Happy Memorial Day, Popdose readers! Welcome to the unofficial first weekend of summer, a time that reminds me of my childhood in Brooklyn. Ahhhh, I can remember the average Brooklyn summer day (circa mid-Eighties) so vividly-sitting out on the stoop with a boombox listening to the radio, tossing around a football in the street, playing basketball on a makeshift court (a milk crate attached to a light pole), almost getting run over by a sporty vehicle driven by a member of Full Force as they sped down the street, breaking up our impromptu athletic pursuits…

In addition to being the cause of many near-misses on the traffic accident tip, Full Force was one of the most influential hip-hop/R&B combos of the Eighties. Composed of three brothers from the George family, and their three cousins, the East Flatbush natives first gained fame by producing UTFO’s monster hit “Roxanne Roxanne,” a song that spawned about 7,000,000 answer records back when those were a “thing.” They discovered Lisa Lisa & Cult Jam and wrote and/or produced records for everyone from Samantha Fox to Patti LaBelle to LaToya Jackson.

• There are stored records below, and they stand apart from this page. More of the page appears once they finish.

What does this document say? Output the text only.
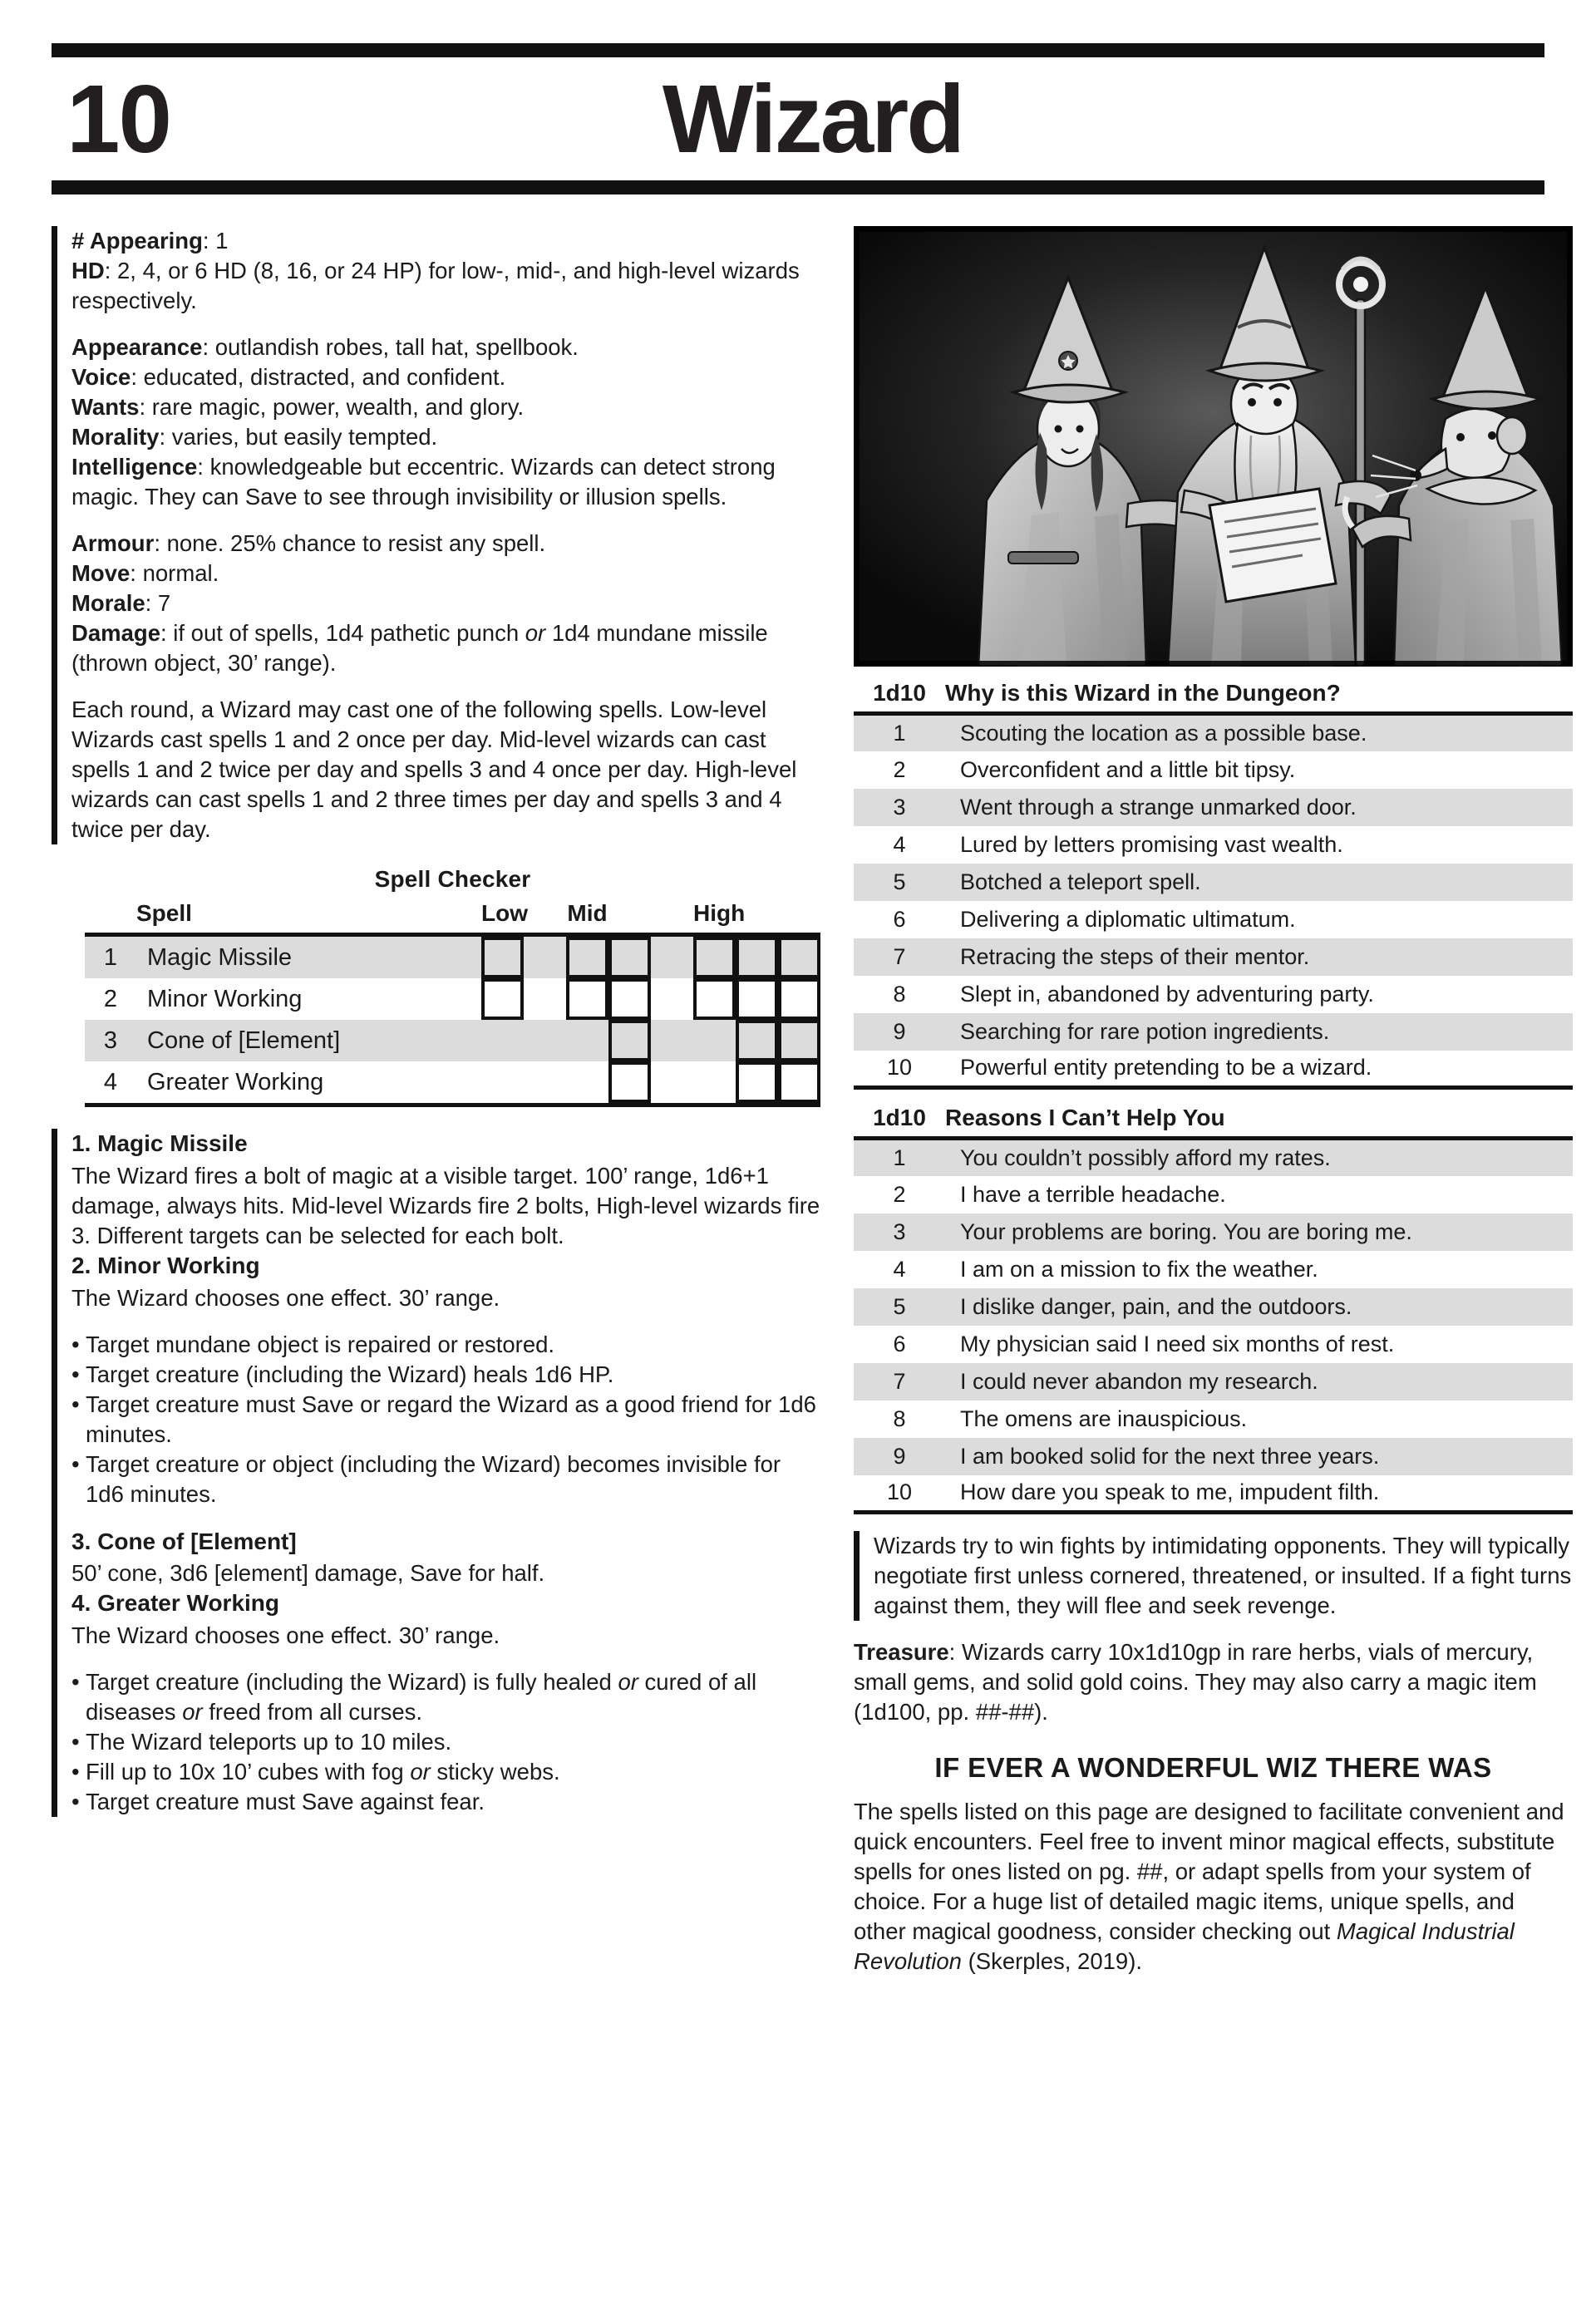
10	Wizard

# Appearing: 1
HD: 2, 4, or 6 HD (8, 16, or 24 HP) for low-, mid-, and high-level wizards respectively.

Appearance: outlandish robes, tall hat, spellbook.
Voice: educated, distracted, and confident.
Wants: rare magic, power, wealth, and glory.
Morality: varies, but easily tempted.
Intelligence: knowledgeable but eccentric. Wizards can detect strong magic. They can Save to see through invisibility or illusion spells.

Armour: none. 25% chance to resist any spell.
Move: normal.
Morale: 7
Damage: if out of spells, 1d4 pathetic punch or 1d4 mundane missile (thrown object, 30’ range).

Each round, a Wizard may cast one of the following spells. Low-level Wizards cast spells 1 and 2 once per day. Mid-level wizards can cast spells 1 and 2 twice per day and spells 3 and 4 once per day. High-level wizards can cast spells 1 and 2 three times per day and spells 3 and 4 twice per day.

Spell Checker
	Spell	Low		Mid			High		
1	Magic Missile	

2	Minor Working	

3	Cone of [Element]	

4	Greater Working	

1. Magic Missile

The Wizard fires a bolt of magic at a visible target. 100’ range, 1d6+1 damage, always hits. Mid-level Wizards fire 2 bolts, High-level wizards fire 3. Different targets can be selected for each bolt.

2. Minor Working

The Wizard chooses one effect. 30’ range.

• Target mundane object is repaired or restored.
• Target creature (including the Wizard) heals 1d6 HP.
• Target creature must Save or regard the Wizard as a good friend for 1d6 minutes.
• Target creature or object (including the Wizard) becomes invisible for 1d6 minutes.
3. Cone of [Element]

50’ cone, 3d6 [element] damage, Save for half.

4. Greater Working

The Wizard chooses one effect. 30’ range.

• Target creature (including the Wizard) is fully healed or cured of all diseases or freed from all curses.
• The Wizard teleports up to 10 miles.
• Fill up to 10x 10’ cubes with fog or sticky webs.
• Target creature must Save against fear.
1d10	Why is this Wizard in the Dungeon?
1	Scouting the location as a possible base.
2	Overconfident and a little bit tipsy.
3	Went through a strange unmarked door.
4	Lured by letters promising vast wealth.
5	Botched a teleport spell.
6	Delivering a diplomatic ultimatum.
7	Retracing the steps of their mentor.
8	Slept in, abandoned by adventuring party.
9	Searching for rare potion ingredients.
10	Powerful entity pretending to be a wizard.
1d10	Reasons I Can’t Help You
1	You couldn’t possibly afford my rates.
2	I have a terrible headache.
3	Your problems are boring. You are boring me.
4	I am on a mission to fix the weather.
5	I dislike danger, pain, and the outdoors.
6	My physician said I need six months of rest.
7	I could never abandon my research.
8	The omens are inauspicious.
9	I am booked solid for the next three years.
10	How dare you speak to me, impudent filth.

Wizards try to win fights by intimidating opponents. They will typically negotiate first unless cornered, threatened, or insulted. If a fight turns against them, they will flee and seek revenge.

Treasure: Wizards carry 10x1d10gp in rare herbs, vials of mercury, small gems, and solid gold coins. They may also carry a magic item (1d100, pp. ##-##).

IF EVER A WONDERFUL WIZ THERE WAS

The spells listed on this page are designed to facilitate convenient and quick encounters. Feel free to invent minor magical effects, substitute spells for ones listed on pg. ##, or adapt spells from your system of choice. For a huge list of detailed magic items, unique spells, and other magical goodness, consider checking out Magical Industrial Revolution (Skerples, 2019).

In addition to their songwriting and production, they were a self-contained band. They recorded five albums for Columbia and Capitol in the Eighties and Nineties, spawning a handful of R&B hits including “Alice, I Want You Just for Me!” This jam, one of the first to successfully combine soul harmonies with hip-hop flavor, peaked at #16 on Billboard’s soul chart at the beginning of 1986. It also spawned one of the decade’s more unfortunate video clips.

The outfits! The drippy Jheri curls! The end-of-song homage to Alice Kramden! Those looks were almost as unfortunate as the band member’s names (I’m looking at you, Bow Legged Lou). The song by itself? Dope. The song with the visuals attached? High comedy.

Actually, high comedy might be what the Full Force guys are best known for to the general public. They starred as the villains in 1990’s House Party (and its sequel), adding to their legacy as legends of the early hip-hop generation.

These days, the Full Force guys still write, produce and act, maintaining careers even though they could be sitting on a very high pile of money. After all, the team was a mainstay of the Jive Records production staff at the tail end of the Nineties, receiving credits on the debut albums by Britney Spears, ‘NSync and the Backstreet Boys. Those three albums sold nearly 40 million copies in the U.S. alone — enough to buy a HELL of a lot of Jheri curl juice.